I presented a short paper ‘On the Internet, nobody knows you’re a historian: exploring resistance to crowdsourced resources among historians’ (abstract, video) at Digital Humanities 2012 in Hamburg, Germany.
I’ve posted a version of my research as it was at that stage as a post on Open Objects: Early PhD findings: Exploring historians’ resistance to crowdsourced resources.
My abstract (written a long time previously) is below:
Crowdsourcing, the act of taking work once performed within an organisation and outsourcing it to the general public in an open call (Howe 2006), is increasingly popular in memory institutions as a tool for digitising or computing vast amounts of data, as projects such as Galaxy Zoo and Old Weather (Romeo & Blaser 2011), Transcribe Bentham (Terras 2010) and the Australian Newspapers Digitisation Program (Holley 2010) have shown. However, the very openness that allows large numbers of experts and amateurs to participate in the process of building crowdsourced resources also raises issues of authority, reliability and trust in those resources. Can we rely on content created by pseudonymous peers or members of the public? And why do academics often feel that they can’t? This paper explores some of the causes and forms of resistance to creating and using crowdsourced resources among historians.
‘Participant digitisation’ is a specialised form of crowdsourcing in which the digital records and knowledge generated when researchers access primary materials are captured at the point of creation and potentially made available for future re-use. Through interviews with academic and family/local historians, this paper examines the following: the commonalities and differences in how these two groups assess the provenance, reliability and probable accuracy of digital resources; how crowdsourcing tools might support their working practices with historical materials; the motivations of historians for sharing their transcriptions and images in a public repository; the barriers that would prevent them from participating in a project that required them to share their personally-digitised archives; and the circumstances under which they would selectively restrict content sharing. From this preliminary investigation, the paper will go on to consider implications for the creation of digital humanities resources for academic and amateur users.

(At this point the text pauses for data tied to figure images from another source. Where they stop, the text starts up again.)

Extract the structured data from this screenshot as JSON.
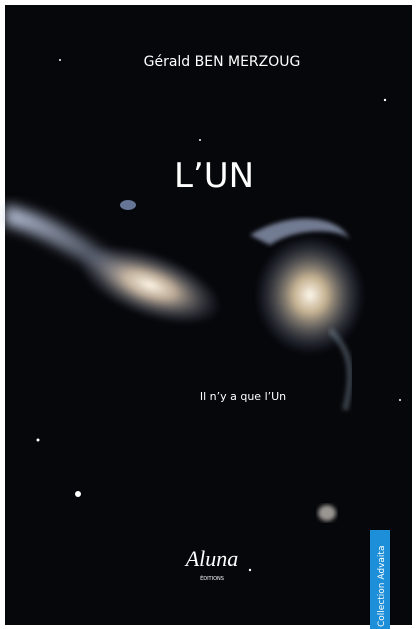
{
  "cover": {
    "author": "Gérald BEN MERZOUG",
    "title": "L’UN",
    "subtitle": "Il n’y a que l’Un",
    "publisher": "Aluna",
    "publisher_sub": "ÉDITIONS",
    "collection": "Collection Advaita"
  }
}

Holley, R. (2010). Crowdsourcing: How and Why Should Libraries Do It? D-Lib Magazine 16(3/4).
Howe, J. (2006). The Rise of Crowdsourcing. Wired 14.06. [Online] Available from: http://www.wired.com/wired/archive/14.06/crowds.html
Romeo, F., and L. Blaser (2011). Bringing Citizen Scientists and Historians Together. In J. Trant and D. Bearman (eds), Museums and the Web 2011: Proceedings. Toronto: Archives & Museum Informatics.
Terras, M. (2010). Digital curiosities: resource creation via amateur digitization. Literary and Linguistic Computing 25(4), 425-438.